Certains Magiciens du Chaos ont tendance à employer dans leurs travaux des analogies et des métaphores d’ordre scientifique. C’est très bien – après tout, la science vend des poudres à laver et des automobiles, car si l’on peut démontrer qu’une chose possède une assise « scientifique », plein de gens s’y intéresseront, tout spécialement les mordus d’informatique, les étudiants en physique, etc., ce qui aidera beaucoup à consolider la croyance en question. Pas besoin d’aller jusqu’à la « pure science », la « pseudo science » marche aussi bien, ainsi qu’on l’a vu avec tous ces ouvrages New Age prétendant que les cristaux stockent de l’énergie « à la manière d’une puce informatique ». Je n’essaie pas de me montrer pointilleux (bon, juste un peu), et tant mieux, car c’est le facteur croyance qui est important et vous pouvez par conséquent employer l’astrologie, l’alchimie, la Théosophie ou toute chose susceptible de frapper votre imagination, aussi longtemps que vous (ou une tierce personne) le trouvez utile & cohérent. Ce n’est pas parce que vous êtes « scientifique » que vous devez, du coup, être sérieux.
LA SOTTISE DU CHAOS
Ce sont les Discordiens qui soulignèrent que, dans la longue liste de dualismes qu’aiment employer les occultistes, les opposés sérieux/humour avaient été mis de côté. L’humour est important dans la magie. Comme l’a dit une fois Janet Cliff, nous sommes trop importants pour nous prendre au sérieux. Certains membres du Pacte/IOT, par exemple, emploient le Rire en guise de bannissement. Et c’est sûr qu’il n’y a rien de mieux que le rire pour dégonfler les baudruches occultes, pompeuses et suffisantes, que nous gonflons de temps à autre. Voici une information importante : les rituels peuvent être ridicules et fonctionner aussi bien que ceux requérant une attitude sérieuse. La Magie est amusante – sinon, pourquoi en ferions-nous ?
LES MODELES MAGIQUES
La manière dont la magie est conceptualisée se modifie de la même façon que les paradigmes généraux changent dans les sociétés. Il n’y a pas si longtemps, et c’est historiquement important, les pratiquants de la magie souscrivaient au modèle « Spirituel », lequel affirme dans ses prémisses que les Autres Mondes sont réels, habités par divers panthéons d’êtres dissimulés – élémentaux, démons, anges, déesses, dieux, etc. La tâche du magicien ou du chaman consistait à élaborer un plan, ou à hériter d’un plan, de l’Autre Monde – afin d’apprendre à en connaître les raccourcis, et de se faire là-bas de nouveaux amis, d’y rencontrer ses habitants. Y étant parvenu, ils devaient interagir avec ces esprits d’une manière définie, afin que ceux-ci exécutent leur volonté. Ainsi les prêtres prient, les chamans se gavent de champignons pour rencontrer leurs ancêtres, cependant que les démonologues menacent les entités afin de les soumettre, en leur hurlant des passages de l’Ancien Testament.

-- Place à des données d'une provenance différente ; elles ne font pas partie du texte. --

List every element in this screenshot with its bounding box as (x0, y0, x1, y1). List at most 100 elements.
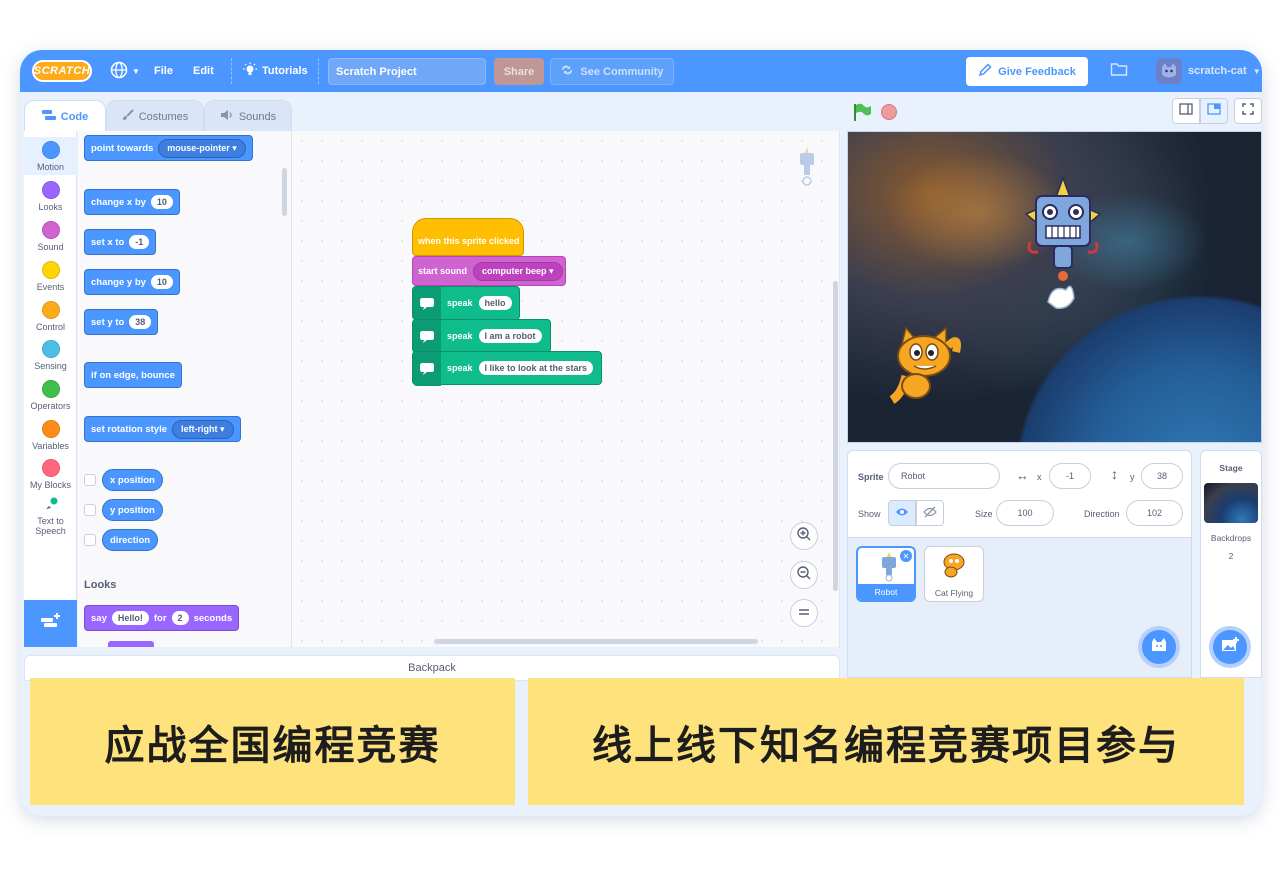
scratch-logo[interactable]: SCRATCH (32, 60, 92, 82)
see-community-label: See Community (580, 65, 664, 78)
green-flag-icon[interactable] (852, 102, 872, 127)
set-x-block[interactable]: set x to -1 (84, 229, 157, 255)
small-stage-button[interactable] (1172, 98, 1200, 124)
change-x-input[interactable]: 10 (150, 195, 173, 209)
see-community-button[interactable]: See Community (550, 58, 674, 85)
fullscreen-button[interactable] (1234, 98, 1262, 124)
sound-dropdown[interactable]: computer beep ▾ (473, 261, 563, 281)
direction-reporter[interactable]: direction (102, 529, 159, 551)
change-y-block[interactable]: change y by 10 (84, 269, 180, 295)
scratch-editor-frame: SCRATCH ▼ File Edit Tutorials Scratch Pr… (20, 50, 1262, 816)
say-for-seconds-block[interactable]: say Hello! for 2 seconds (84, 605, 240, 631)
direction-input[interactable]: 102 (1126, 500, 1183, 526)
give-feedback-button[interactable]: Give Feedback (966, 57, 1088, 86)
category-variables[interactable]: Variables (24, 420, 77, 451)
category-control[interactable]: Control (24, 301, 77, 332)
set-y-block[interactable]: set y to 38 (84, 309, 159, 335)
file-menu[interactable]: File (154, 50, 173, 92)
say-text-input[interactable]: Hello! (111, 611, 149, 625)
zoom-reset-button[interactable] (790, 599, 818, 627)
zoom-in-button[interactable] (790, 522, 818, 550)
set-x-input[interactable]: -1 (129, 235, 150, 249)
show-sprite-button[interactable] (888, 500, 916, 526)
category-my-blocks[interactable]: My Blocks (24, 459, 77, 490)
y-position-reporter[interactable]: y position (102, 499, 163, 521)
category-label: Sound (37, 242, 64, 252)
variables-color-dot (41, 420, 60, 438)
speak-text-input[interactable]: I like to look at the stars (478, 361, 594, 375)
add-backdrop-button[interactable] (1209, 626, 1251, 668)
category-sensing[interactable]: Sensing (24, 340, 77, 371)
point-towards-dropdown[interactable]: mouse-pointer ▾ (158, 138, 246, 158)
zoom-out-button[interactable] (790, 561, 818, 589)
when-sprite-clicked-hat-block[interactable]: when this sprite clicked (412, 218, 524, 256)
change-x-block[interactable]: change x by 10 (84, 189, 180, 215)
sprite-info-panel: Sprite Robot ↔ x -1 ↕ y 38 Show Size 100… (847, 450, 1192, 538)
category-events[interactable]: Events (24, 261, 77, 292)
category-looks[interactable]: Looks (24, 181, 77, 212)
x-position-checkbox[interactable] (84, 474, 96, 486)
palette-scrollbar[interactable] (282, 168, 287, 216)
stage-canvas[interactable] (847, 131, 1262, 443)
tab-sounds[interactable]: Sounds (204, 100, 292, 132)
y-label: y (1130, 472, 1135, 482)
account-menu[interactable]: scratch-cat ▼ (1156, 58, 1261, 84)
direction-label: Direction (1084, 509, 1120, 519)
category-motion[interactable]: Motion (24, 137, 77, 175)
speak-block[interactable]: speak hello (412, 286, 520, 321)
category-operators[interactable]: Operators (24, 380, 77, 411)
script-horizontal-scrollbar[interactable] (434, 639, 758, 644)
tutorials-menu[interactable]: Tutorials (242, 50, 308, 92)
add-extension-button[interactable] (24, 600, 77, 647)
edit-menu[interactable]: Edit (193, 50, 214, 92)
start-sound-block[interactable]: start sound computer beep ▾ (412, 256, 566, 286)
y-position-input[interactable]: 38 (1141, 463, 1183, 489)
block-label: change x by (91, 196, 146, 208)
speaker-icon (220, 109, 234, 124)
direction-checkbox[interactable] (84, 534, 96, 546)
eye-slash-icon (923, 506, 937, 520)
script-vertical-scrollbar[interactable] (833, 281, 838, 591)
category-menu: Motion Looks Sound Events Control Sensin… (24, 131, 77, 647)
set-y-input[interactable]: 38 (129, 315, 152, 329)
script-area[interactable]: when this sprite clicked start sound com… (292, 131, 840, 647)
set-rotation-style-block[interactable]: set rotation style left-right ▾ (84, 416, 241, 442)
bounce-block[interactable]: if on edge, bounce (84, 362, 182, 388)
speak-text-input[interactable]: I am a robot (478, 329, 542, 343)
point-towards-block[interactable]: point towards mouse-pointer ▾ (84, 135, 253, 161)
folder-icon[interactable] (1110, 61, 1128, 80)
category-label: Variables (32, 441, 69, 451)
language-menu[interactable]: ▼ (110, 50, 140, 92)
add-sprite-button[interactable] (1138, 626, 1180, 668)
flying-cat-sprite[interactable] (886, 324, 966, 419)
category-label: Control (35, 322, 65, 332)
x-position-input[interactable]: -1 (1049, 463, 1091, 489)
stop-button[interactable] (881, 104, 897, 120)
rotation-style-dropdown[interactable]: left-right ▾ (172, 419, 234, 439)
change-y-input[interactable]: 10 (150, 275, 173, 289)
block-label: for (153, 612, 167, 624)
sprite-name-input[interactable]: Robot (888, 463, 1000, 489)
category-sound[interactable]: Sound (24, 221, 77, 252)
size-input[interactable]: 100 (996, 500, 1054, 526)
sprite-thumb-robot[interactable]: ✕ Robot (856, 546, 916, 602)
robot-sprite[interactable] (1008, 172, 1118, 327)
tab-code[interactable]: Code (24, 100, 106, 132)
sprite-thumb-cat-flying[interactable]: Cat Flying (924, 546, 984, 602)
say-seconds-input[interactable]: 2 (171, 611, 189, 625)
speak-block[interactable]: speak I like to look at the stars (412, 351, 602, 386)
y-position-checkbox[interactable] (84, 504, 96, 516)
x-position-reporter[interactable]: x position (102, 469, 163, 491)
block-palette: point towards mouse-pointer ▾ change x b… (78, 131, 292, 647)
backdrop-thumbnail (1204, 483, 1258, 523)
tab-costumes[interactable]: Costumes (106, 100, 204, 132)
category-text-to-speech[interactable]: Text to Speech (24, 497, 77, 536)
project-title-input[interactable]: Scratch Project (328, 58, 486, 85)
speak-text-input[interactable]: hello (478, 296, 512, 310)
delete-sprite-icon[interactable]: ✕ (900, 550, 912, 562)
block-label: speak (447, 363, 473, 373)
speak-block[interactable]: speak I am a robot (412, 319, 551, 354)
share-button[interactable]: Share (494, 58, 544, 85)
normal-stage-button[interactable] (1200, 98, 1228, 124)
hide-sprite-button[interactable] (916, 500, 944, 526)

Au dix-huitième siècle, avec l’émergence de la Science, l’idée de « Magnétisme Animal » surgit en Occident ; ce fut la première manifestation du modèle « Energétique » de la Magie. Ce modèle met l’accent sur la présence « d’énergies subtiles » pouvant être manipulées grâce à un certain nombre de techniques. Puis il y eut Bulwer Lytton et son idée d’énergie « Vril », Eliphas Lévi et la « Lumière Astrale », les médiums et les ectoplasmes, les versions occidentales et populaires du Prana, des Chakras, de la Kundalini, enfin, l’« Orgone » de Wilhelm Reich. La relève fut assurée par la vulgarisation de la psychologie, principalement due aux lubies psychanalytiques de Freud, Jung et cie. Durant cette phase, les Autres Mondes devinrent les mondes intérieurs, les démons furent relogés dans l’Inconscient, et les Maîtres Secrets devinrent des manifestations du « Moi Supérieur ». Ultérieurement, pour certains adeptes de ce modèle, les cartes du Tarot, de système magique et divinatoire, se firent outils de transformation personnelle, de même que les dieux et déesses ne furent plus perçus comme des entités réelles mais comme des symboles et des archétypes.

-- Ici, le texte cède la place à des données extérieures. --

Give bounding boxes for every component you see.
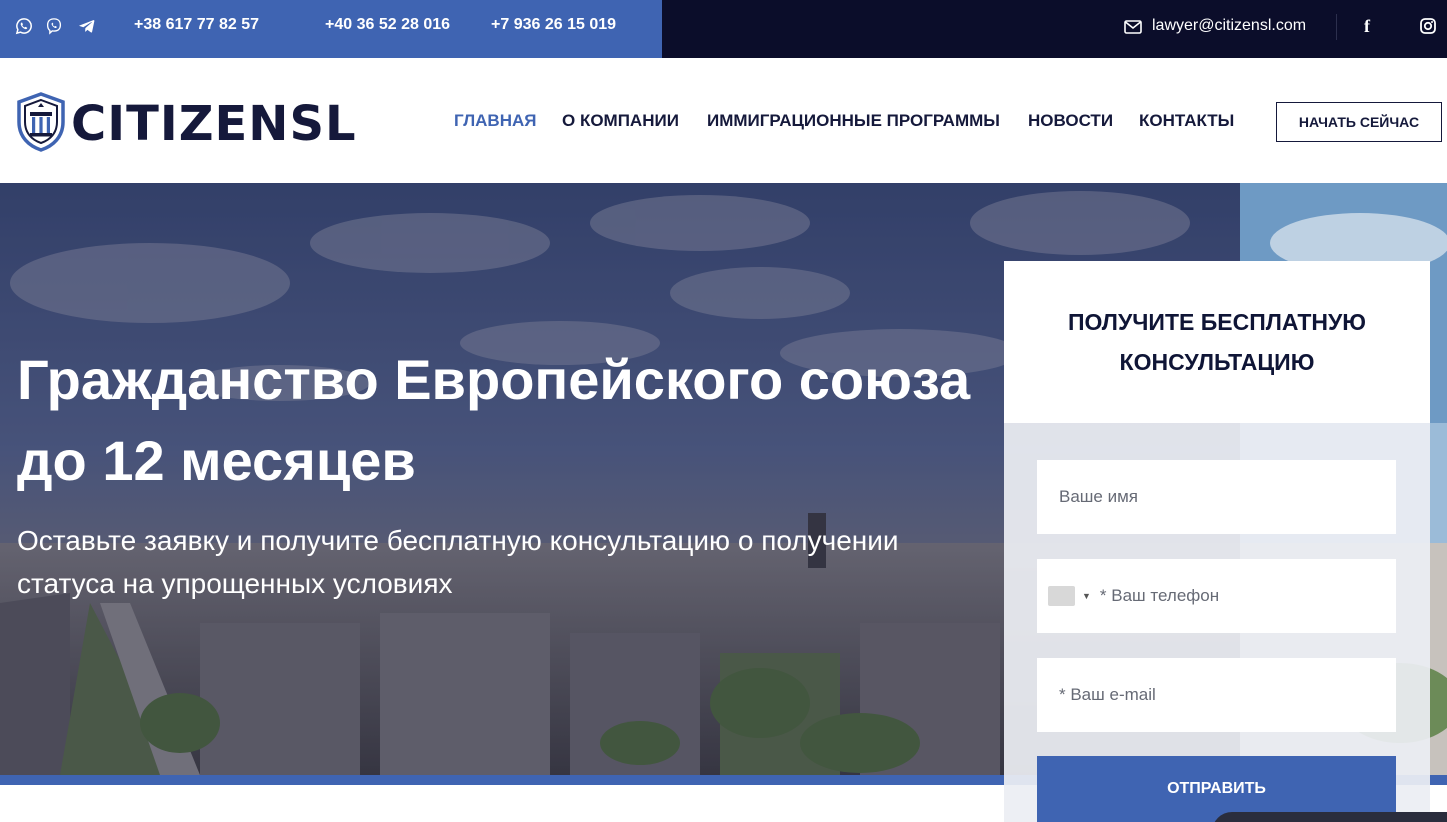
viber-icon[interactable]	[45, 17, 63, 35]
form-header: ПОЛУЧИТЕ БЕСПЛАТНУЮ КОНСУЛЬТАЦИЮ	[1004, 261, 1430, 423]
consultation-form: ПОЛУЧИТЕ БЕСПЛАТНУЮ КОНСУЛЬТАЦИЮ Ваше им…	[1004, 261, 1430, 822]
nav-news[interactable]: НОВОСТИ	[1028, 111, 1113, 131]
logo-text[interactable]: CITIZENSL	[71, 96, 357, 152]
phone-placeholder: * Ваш телефон	[1099, 586, 1220, 605]
email-input[interactable]: * Ваш e-mail	[1037, 658, 1396, 732]
email-placeholder: * Ваш e-mail	[1059, 685, 1156, 704]
top-bar: +38 617 77 82 57 +40 36 52 28 016 +7 936…	[0, 0, 1447, 58]
nav-immigration-programs[interactable]: ИММИГРАЦИОННЫЕ ПРОГРАММЫ	[707, 111, 1000, 131]
email-link[interactable]: lawyer@citizensl.com	[1152, 17, 1306, 35]
start-now-button[interactable]: НАЧАТЬ СЕЙЧАС	[1276, 102, 1442, 142]
chevron-down-icon[interactable]: ▼	[1082, 591, 1091, 601]
facebook-icon[interactable]: f	[1364, 16, 1370, 37]
chat-widget[interactable]	[1212, 812, 1447, 822]
nav-contacts[interactable]: КОНТАКТЫ	[1139, 111, 1234, 131]
phone-input[interactable]: ▼ * Ваш телефон	[1037, 559, 1396, 633]
envelope-icon	[1124, 20, 1142, 34]
name-input[interactable]: Ваше имя	[1037, 460, 1396, 534]
phone-link-1[interactable]: +38 617 77 82 57	[134, 16, 259, 34]
instagram-icon[interactable]	[1420, 18, 1436, 34]
phone-link-2[interactable]: +40 36 52 28 016	[325, 16, 450, 34]
form-title: ПОЛУЧИТЕ БЕСПЛАТНУЮ КОНСУЛЬТАЦИЮ	[1067, 309, 1367, 375]
telegram-icon[interactable]	[78, 17, 96, 35]
divider	[1336, 14, 1337, 40]
nav-home[interactable]: ГЛАВНАЯ	[454, 111, 536, 131]
logo-shield-icon[interactable]	[16, 92, 66, 152]
name-placeholder: Ваше имя	[1059, 487, 1138, 506]
phone-link-3[interactable]: +7 936 26 15 019	[491, 16, 616, 34]
whatsapp-icon[interactable]	[15, 17, 33, 35]
hero-title: Гражданство Европейского союза до 12 мес…	[17, 348, 971, 492]
hero-subtitle: Оставьте заявку и получите бесплатную ко…	[17, 525, 899, 599]
nav-about[interactable]: О КОМПАНИИ	[562, 111, 679, 131]
country-flag-icon[interactable]	[1048, 586, 1075, 606]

Le paradigme actuellement en cours d’émergence et promis à un bel avenir, est le Modèle « cybernétique » inhérent à notre culture basée sur l’information. Ce modèle maintient qu’en dépit des apparences, l’Univers est de nature stochastique. La Magie y consiste en un ensemble de techniques visant à créer un orage neurologique dans le cerveau, lequel engendrera de microscopiques fluctuations dans l’Univers, susceptibles de créer par la suite des changements macroscopiques – en accord avec la volonté du magicien. Cf la Science du Chaos, l’effet Papillon, et tout le reste. Une autre occurrence du Modèle Cybernétique qui commence à être connue, est l’assertion New Age selon laquelle les cristaux fonctionneraient « exactement » comme des puces informatiques. Ce sont là des signes que le Modèle Cybernétique rejoint le Modèle Spirituel et, dans Chaos Servitors : A User Guide, vous trouverez un argumentaire assez cohérent en faveur de l’idée que des champs d’informations localisés pourraient, avec le temps, devenir auto organisés au point que nous pourrions les percevoir comme des entités autonomes – des esprits.
Chaque modèle possède son propre pouvoir de séduction, ses partisans et ses détracteurs. De nombreux traités occultes mêlent, d’une façon assez heureuse, des éléments provenant des Modèles Spirituels, Energétiques et Psychologiques. Il faut également souligner que si vous vous retrouvez dans une position où il vous faut « expliquer » tous ces trucs étranges à un sceptique ou un non pratiquant, il sera sans doute plus productif de parier sur le modèle psychologique. De nos jours, les gens qui adhèrent au modèle spirituel, s’ils ne sont pas eux-mêmes de confession païenne ou occultiste, tendent à penser qu’ils possèdent un droit exclusif sur l’utilisation des esprits ! Un mordu d’informatique ou un fou de physique quantique, s’orientera évidemment plutôt vers le paradigme « cyberpunk ». Quant aux scientifiques, ils ont tendance à n’accepter quelque chose qu’à condition qu’un « raisonnement » scientifique en constitue le rouage. Un bon exemple est l’acupuncture, récemment encore expliquée par le modèle Energétique et ridiculisée par les institutions scientifiques, jusqu’à ce qu’un quidam évoque l’hypothèse de la stimulation endorphinique.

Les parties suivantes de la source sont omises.